Iraqi forces in final assault to take Hawija
BAGHDAD: Iraqi forces launched a final assault on Wednesday to capture Hawija, one of two pockets of territory in Iraq still under Daesh control, entering the town’s outskirts after several hours of fighting, military commanders said.
Iraqi state TV broadcast live footage showing the area covered by thick black smoke, which rose from oil wells torched by the militants as a tactic to prevent detection from the air. Hawija is located near the oil city of Kirkuk, in northern Iraq.
Seven hours into the operation, Iraqi forces riding in armored vehicles and under helicopter cover broke into the Askari and Nidaa neighborhoods on the western side of the city, a military commander told Reuters.

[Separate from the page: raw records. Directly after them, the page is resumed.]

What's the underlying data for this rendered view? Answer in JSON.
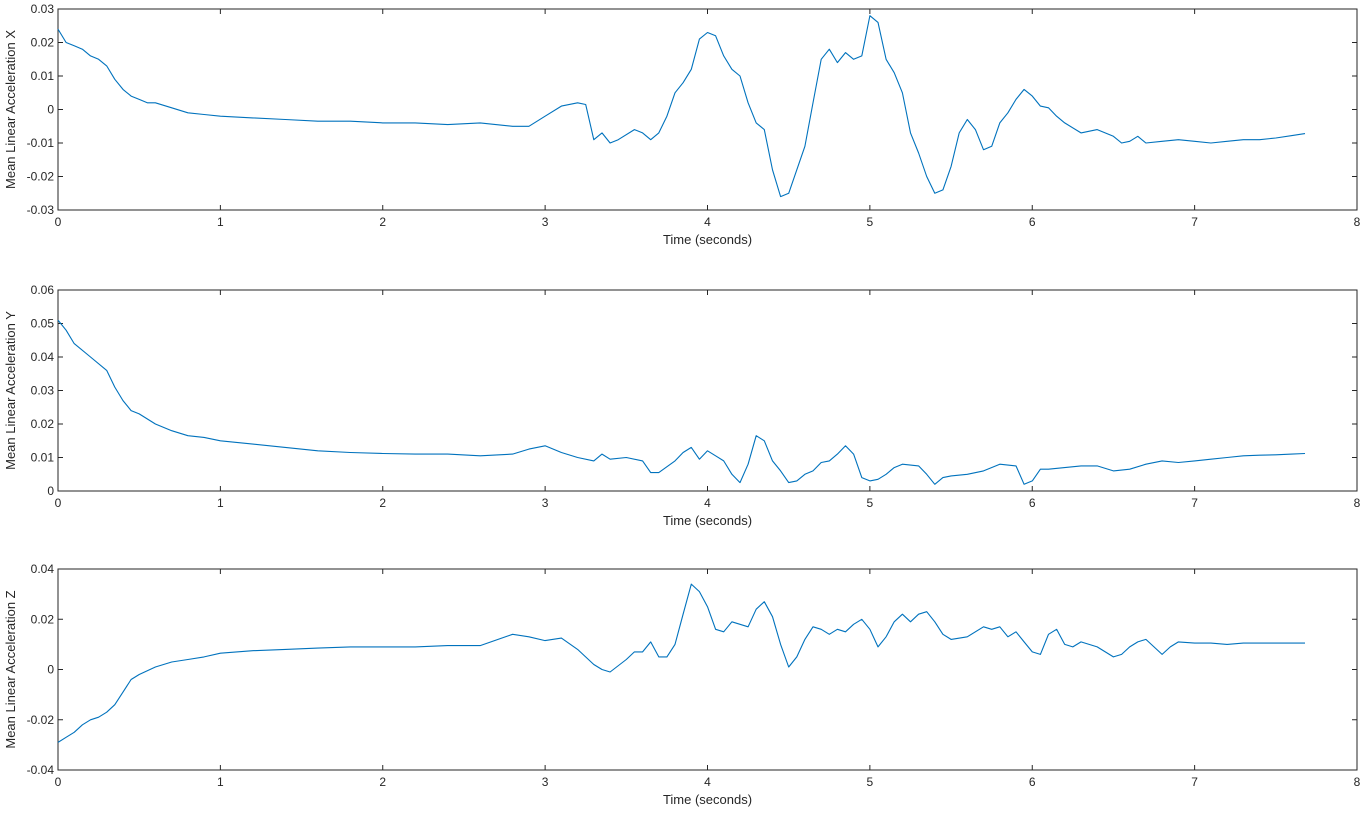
{
  "chart_data": [
    {
      "type": "line",
      "xlabel": "Time (seconds)",
      "ylabel": "Mean Linear Acceleration X",
      "xlim": [
        0,
        8
      ],
      "ylim": [
        -0.03,
        0.03
      ],
      "xticks": [
        0,
        1,
        2,
        3,
        4,
        5,
        6,
        7,
        8
      ],
      "xtick_labels": [
        "0",
        "1",
        "2",
        "3",
        "4",
        "5",
        "6",
        "7",
        "8"
      ],
      "yticks": [
        -0.03,
        -0.02,
        -0.01,
        0,
        0.01,
        0.02,
        0.03
      ],
      "ytick_labels": [
        "-0.03",
        "-0.02",
        "-0.01",
        "0",
        "0.01",
        "0.02",
        "0.03"
      ],
      "grid": false,
      "line_color": "#0072BD",
      "series": [
        {
          "x": [
            0,
            0.05,
            0.1,
            0.15,
            0.2,
            0.25,
            0.3,
            0.35,
            0.4,
            0.45,
            0.5,
            0.55,
            0.6,
            0.7,
            0.8,
            0.9,
            1.0,
            1.2,
            1.4,
            1.6,
            1.8,
            2.0,
            2.2,
            2.4,
            2.6,
            2.8,
            2.9,
            3.0,
            3.1,
            3.2,
            3.25,
            3.3,
            3.35,
            3.4,
            3.45,
            3.55,
            3.6,
            3.65,
            3.7,
            3.75,
            3.8,
            3.85,
            3.9,
            3.95,
            4.0,
            4.05,
            4.1,
            4.15,
            4.2,
            4.25,
            4.3,
            4.35,
            4.4,
            4.45,
            4.5,
            4.55,
            4.6,
            4.65,
            4.7,
            4.75,
            4.8,
            4.85,
            4.9,
            4.95,
            5.0,
            5.05,
            5.1,
            5.15,
            5.2,
            5.25,
            5.3,
            5.35,
            5.4,
            5.45,
            5.5,
            5.55,
            5.6,
            5.65,
            5.7,
            5.75,
            5.8,
            5.85,
            5.9,
            5.95,
            6.0,
            6.05,
            6.1,
            6.15,
            6.2,
            6.3,
            6.4,
            6.5,
            6.55,
            6.6,
            6.65,
            6.7,
            6.8,
            6.9,
            7.0,
            7.1,
            7.2,
            7.3,
            7.4,
            7.5,
            7.6,
            7.68
          ],
          "y": [
            0.024,
            0.02,
            0.019,
            0.018,
            0.016,
            0.015,
            0.013,
            0.009,
            0.006,
            0.004,
            0.003,
            0.002,
            0.002,
            0.0005,
            -0.001,
            -0.0015,
            -0.002,
            -0.0025,
            -0.003,
            -0.0035,
            -0.0035,
            -0.004,
            -0.004,
            -0.0045,
            -0.004,
            -0.005,
            -0.005,
            -0.002,
            0.001,
            0.002,
            0.0015,
            -0.009,
            -0.007,
            -0.01,
            -0.009,
            -0.006,
            -0.007,
            -0.009,
            -0.007,
            -0.002,
            0.005,
            0.008,
            0.012,
            0.021,
            0.023,
            0.022,
            0.016,
            0.012,
            0.01,
            0.002,
            -0.004,
            -0.006,
            -0.018,
            -0.026,
            -0.025,
            -0.018,
            -0.011,
            0.002,
            0.015,
            0.018,
            0.014,
            0.017,
            0.015,
            0.016,
            0.028,
            0.026,
            0.015,
            0.011,
            0.005,
            -0.007,
            -0.013,
            -0.02,
            -0.025,
            -0.024,
            -0.017,
            -0.007,
            -0.003,
            -0.006,
            -0.012,
            -0.011,
            -0.004,
            -0.001,
            0.003,
            0.006,
            0.004,
            0.001,
            0.0005,
            -0.002,
            -0.004,
            -0.007,
            -0.006,
            -0.008,
            -0.01,
            -0.0095,
            -0.008,
            -0.01,
            -0.0095,
            -0.009,
            -0.0095,
            -0.01,
            -0.0095,
            -0.009,
            -0.009,
            -0.0085,
            -0.0078,
            -0.0072
          ]
        }
      ]
    },
    {
      "type": "line",
      "xlabel": "Time (seconds)",
      "ylabel": "Mean Linear Acceleration Y",
      "xlim": [
        0,
        8
      ],
      "ylim": [
        0,
        0.06
      ],
      "xticks": [
        0,
        1,
        2,
        3,
        4,
        5,
        6,
        7,
        8
      ],
      "xtick_labels": [
        "0",
        "1",
        "2",
        "3",
        "4",
        "5",
        "6",
        "7",
        "8"
      ],
      "yticks": [
        0,
        0.01,
        0.02,
        0.03,
        0.04,
        0.05,
        0.06
      ],
      "ytick_labels": [
        "0",
        "0.01",
        "0.02",
        "0.03",
        "0.04",
        "0.05",
        "0.06"
      ],
      "grid": false,
      "line_color": "#0072BD",
      "series": [
        {
          "x": [
            0,
            0.05,
            0.1,
            0.2,
            0.3,
            0.35,
            0.4,
            0.45,
            0.5,
            0.6,
            0.7,
            0.8,
            0.9,
            1.0,
            1.2,
            1.4,
            1.6,
            1.8,
            2.0,
            2.2,
            2.4,
            2.6,
            2.8,
            2.9,
            3.0,
            3.1,
            3.2,
            3.3,
            3.35,
            3.4,
            3.5,
            3.6,
            3.65,
            3.7,
            3.8,
            3.85,
            3.9,
            3.95,
            4.0,
            4.05,
            4.1,
            4.15,
            4.2,
            4.25,
            4.3,
            4.35,
            4.4,
            4.45,
            4.5,
            4.55,
            4.6,
            4.65,
            4.7,
            4.75,
            4.8,
            4.85,
            4.9,
            4.95,
            5.0,
            5.05,
            5.1,
            5.15,
            5.2,
            5.3,
            5.35,
            5.4,
            5.45,
            5.5,
            5.6,
            5.7,
            5.8,
            5.9,
            5.95,
            6.0,
            6.05,
            6.1,
            6.2,
            6.3,
            6.4,
            6.5,
            6.6,
            6.7,
            6.8,
            6.9,
            7.0,
            7.1,
            7.2,
            7.3,
            7.4,
            7.5,
            7.6,
            7.68
          ],
          "y": [
            0.051,
            0.048,
            0.044,
            0.04,
            0.036,
            0.031,
            0.027,
            0.024,
            0.023,
            0.02,
            0.018,
            0.0165,
            0.016,
            0.015,
            0.014,
            0.013,
            0.012,
            0.0115,
            0.0112,
            0.011,
            0.011,
            0.0105,
            0.011,
            0.0125,
            0.0135,
            0.0115,
            0.01,
            0.009,
            0.011,
            0.0095,
            0.01,
            0.009,
            0.0055,
            0.0055,
            0.009,
            0.0115,
            0.013,
            0.0095,
            0.012,
            0.0105,
            0.009,
            0.005,
            0.0025,
            0.008,
            0.0165,
            0.015,
            0.009,
            0.006,
            0.0025,
            0.003,
            0.005,
            0.006,
            0.0085,
            0.009,
            0.011,
            0.0135,
            0.011,
            0.004,
            0.003,
            0.0035,
            0.005,
            0.007,
            0.008,
            0.0075,
            0.005,
            0.002,
            0.004,
            0.0045,
            0.005,
            0.006,
            0.008,
            0.0075,
            0.002,
            0.003,
            0.0065,
            0.0065,
            0.007,
            0.0075,
            0.0075,
            0.006,
            0.0065,
            0.008,
            0.009,
            0.0085,
            0.009,
            0.0095,
            0.01,
            0.0105,
            0.0107,
            0.0108,
            0.011,
            0.0112
          ]
        }
      ]
    },
    {
      "type": "line",
      "xlabel": "Time (seconds)",
      "ylabel": "Mean Linear Acceleration Z",
      "xlim": [
        0,
        8
      ],
      "ylim": [
        -0.04,
        0.04
      ],
      "xticks": [
        0,
        1,
        2,
        3,
        4,
        5,
        6,
        7,
        8
      ],
      "xtick_labels": [
        "0",
        "1",
        "2",
        "3",
        "4",
        "5",
        "6",
        "7",
        "8"
      ],
      "yticks": [
        -0.04,
        -0.02,
        0,
        0.02,
        0.04
      ],
      "ytick_labels": [
        "-0.04",
        "-0.02",
        "0",
        "0.02",
        "0.04"
      ],
      "grid": false,
      "line_color": "#0072BD",
      "series": [
        {
          "x": [
            0,
            0.05,
            0.1,
            0.15,
            0.2,
            0.25,
            0.3,
            0.35,
            0.4,
            0.45,
            0.5,
            0.6,
            0.7,
            0.8,
            0.9,
            1.0,
            1.2,
            1.4,
            1.6,
            1.8,
            2.0,
            2.2,
            2.4,
            2.6,
            2.8,
            2.9,
            3.0,
            3.1,
            3.2,
            3.3,
            3.35,
            3.4,
            3.5,
            3.55,
            3.6,
            3.65,
            3.7,
            3.75,
            3.8,
            3.85,
            3.9,
            3.95,
            4.0,
            4.05,
            4.1,
            4.15,
            4.2,
            4.25,
            4.3,
            4.35,
            4.4,
            4.45,
            4.5,
            4.55,
            4.6,
            4.65,
            4.7,
            4.75,
            4.8,
            4.85,
            4.9,
            4.95,
            5.0,
            5.05,
            5.1,
            5.15,
            5.2,
            5.25,
            5.3,
            5.35,
            5.4,
            5.45,
            5.5,
            5.6,
            5.7,
            5.75,
            5.8,
            5.85,
            5.9,
            5.95,
            6.0,
            6.05,
            6.1,
            6.15,
            6.2,
            6.25,
            6.3,
            6.4,
            6.5,
            6.55,
            6.6,
            6.65,
            6.7,
            6.75,
            6.8,
            6.85,
            6.9,
            7.0,
            7.1,
            7.2,
            7.3,
            7.4,
            7.5,
            7.6,
            7.68
          ],
          "y": [
            -0.029,
            -0.027,
            -0.025,
            -0.022,
            -0.02,
            -0.019,
            -0.017,
            -0.014,
            -0.009,
            -0.004,
            -0.002,
            0.001,
            0.003,
            0.004,
            0.005,
            0.0065,
            0.0075,
            0.008,
            0.0085,
            0.009,
            0.009,
            0.009,
            0.0095,
            0.0095,
            0.014,
            0.013,
            0.0115,
            0.0125,
            0.008,
            0.002,
            0.0,
            -0.001,
            0.004,
            0.007,
            0.007,
            0.011,
            0.005,
            0.005,
            0.01,
            0.022,
            0.034,
            0.031,
            0.025,
            0.016,
            0.015,
            0.019,
            0.018,
            0.017,
            0.024,
            0.027,
            0.021,
            0.01,
            0.001,
            0.005,
            0.012,
            0.017,
            0.016,
            0.014,
            0.016,
            0.015,
            0.018,
            0.02,
            0.016,
            0.009,
            0.013,
            0.019,
            0.022,
            0.019,
            0.022,
            0.023,
            0.019,
            0.014,
            0.012,
            0.013,
            0.017,
            0.016,
            0.017,
            0.013,
            0.015,
            0.011,
            0.007,
            0.006,
            0.014,
            0.016,
            0.01,
            0.009,
            0.011,
            0.009,
            0.005,
            0.006,
            0.009,
            0.011,
            0.012,
            0.009,
            0.006,
            0.009,
            0.011,
            0.0105,
            0.0105,
            0.01,
            0.0105,
            0.0105,
            0.0105,
            0.0105,
            0.0105
          ]
        }
      ]
    }
  ]
}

The offensive on Hawija is being carried out by US-backed Iraqi government troops and Iraniantrained and armed Shiite paramilitary groups known as Popular Mobilization.
“The army, the Federal Police, the Emergency Response division and Popular Mobilization stormed Hawija, inflicting human and material losses onto the enemy, and progress is continuing,” said a statement from the joint operations commander, Lt. Gen. Abdul Ameer Rasheed Yarallah.
They began moving on the town of Hawija two days after capturing the Rashad air base, 30 km to the south and used by the militants as a training and logistics site.
Iraq launched an offensive on Sept. 21 to dislodge Daesh from Hawija and surrounding areas where up to 78,000 people could be trapped, according to the UN.